Best lenses/camera for astrophotography?

madrerik

Honorable
Jun 25, 2013
14
0
10,560
Howdy people of tom'sHardware,

I recently began to start shooting the nightsky with my Nikon D5000 using a 18mm-55mm VR f3.4 DX Lense and a Nikkor 55mm-200mm with a SD Ultra 16GB memory. I've gotten some decent shots of the moon, stars and most recently a shot of the milky way in which I managed to capture a portion of it (or so I think).

One thing I want to do is take more close up pictures of the moon, perhaps 600mm-800mm lenses, and take better, wide pictures of the milky way (14mm f1.4 maybe?) and photos of the moon in daylight in which the field compression makes it look really big behind something.

Should I consider buying a better camera? perhaps a full frame or a Nikon D7000?

Thank you so much in advance!
 
Solution

darkrebelion

Honorable
Dec 27, 2012
1
0
10,510


So I know this is a a bit older post, but I found it in a google search and thought I'd give you some info.
I do quite a bit of landscape astrophotography and have had some lens issues myself. As far as close up of the moon, you'll need a fast zoom lens 600 will be fine on an APS-C camera like the D5000 and D7000. You might find that you'll want something a little more if you go with a full frame due to the Crop factor. (unless you decide to use a APS-C based lenns, like DX, since the sensor will drop back to a APS-C mode and implement the crop factor)

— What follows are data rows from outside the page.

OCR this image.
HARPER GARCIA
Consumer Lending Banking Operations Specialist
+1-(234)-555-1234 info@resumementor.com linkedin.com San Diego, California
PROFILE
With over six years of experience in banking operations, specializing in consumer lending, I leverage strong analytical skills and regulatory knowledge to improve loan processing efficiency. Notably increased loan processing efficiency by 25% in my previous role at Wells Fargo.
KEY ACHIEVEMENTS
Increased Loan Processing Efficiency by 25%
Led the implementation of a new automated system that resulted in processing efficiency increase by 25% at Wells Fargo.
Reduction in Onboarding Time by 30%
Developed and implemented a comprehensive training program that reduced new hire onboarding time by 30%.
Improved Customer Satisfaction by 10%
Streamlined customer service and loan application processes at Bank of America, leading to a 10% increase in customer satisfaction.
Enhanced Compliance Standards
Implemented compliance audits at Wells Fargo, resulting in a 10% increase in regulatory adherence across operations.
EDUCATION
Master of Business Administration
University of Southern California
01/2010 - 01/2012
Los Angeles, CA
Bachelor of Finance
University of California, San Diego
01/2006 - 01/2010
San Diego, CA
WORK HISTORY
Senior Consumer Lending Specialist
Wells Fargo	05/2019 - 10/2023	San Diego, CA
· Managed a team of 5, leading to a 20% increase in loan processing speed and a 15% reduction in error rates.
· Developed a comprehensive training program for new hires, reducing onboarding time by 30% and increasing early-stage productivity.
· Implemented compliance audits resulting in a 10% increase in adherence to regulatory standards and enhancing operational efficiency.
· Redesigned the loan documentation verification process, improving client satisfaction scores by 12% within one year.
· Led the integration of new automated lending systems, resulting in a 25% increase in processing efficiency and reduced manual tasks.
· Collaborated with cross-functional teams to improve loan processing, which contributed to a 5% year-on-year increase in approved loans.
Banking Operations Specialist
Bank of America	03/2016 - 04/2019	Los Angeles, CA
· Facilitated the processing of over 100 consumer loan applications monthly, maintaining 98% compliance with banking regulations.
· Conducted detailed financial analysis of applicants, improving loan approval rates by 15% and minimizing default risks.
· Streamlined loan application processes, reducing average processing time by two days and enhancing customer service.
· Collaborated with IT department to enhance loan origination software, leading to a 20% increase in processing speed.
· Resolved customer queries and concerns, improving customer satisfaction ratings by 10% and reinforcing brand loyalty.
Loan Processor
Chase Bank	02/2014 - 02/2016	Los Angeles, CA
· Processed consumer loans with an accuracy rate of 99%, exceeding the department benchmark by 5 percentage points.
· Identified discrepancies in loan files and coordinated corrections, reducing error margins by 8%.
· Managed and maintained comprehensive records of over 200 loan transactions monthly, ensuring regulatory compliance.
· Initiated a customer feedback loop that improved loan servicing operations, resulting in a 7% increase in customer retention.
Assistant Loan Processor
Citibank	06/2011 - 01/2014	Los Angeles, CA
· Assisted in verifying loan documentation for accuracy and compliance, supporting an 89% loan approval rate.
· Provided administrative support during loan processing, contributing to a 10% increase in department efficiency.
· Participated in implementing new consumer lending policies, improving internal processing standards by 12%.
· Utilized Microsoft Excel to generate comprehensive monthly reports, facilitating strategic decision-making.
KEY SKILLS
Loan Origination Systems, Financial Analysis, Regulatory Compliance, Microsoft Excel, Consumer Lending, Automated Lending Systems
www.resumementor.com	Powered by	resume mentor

For the milky way. I started with a D3000 and Nikon DX VR 18-55mm lens. The camera was my first problem. It was just too noisy at the high ISO's to get a good photo, so I upgraded to the D7000. Great camera and excellent for Astrophotography. The next issue though I ran into was with the lens. Once I had a camera that took good quality photos I began to notice the aberrations. The 18-55 was giving me Spherical Aberrations, Coma, and Astigmatism (Tangential). I know the 18-104 and 18-108 are supposed to be better quality lens but I have not tried them. I decided to move to Samyang lenses (also branded as Vivitar, Falcon, Rokinon, Walimex, Bower, Opteka, Polar, and Pro-optic)

The top rated astrophotography lens (as rated by mathematical formula) is the Rokinon 24mm f1.4 ED AS UMC. ($500) This is lens is heavily corrected for Aberrations! These lenses only come in manual focus.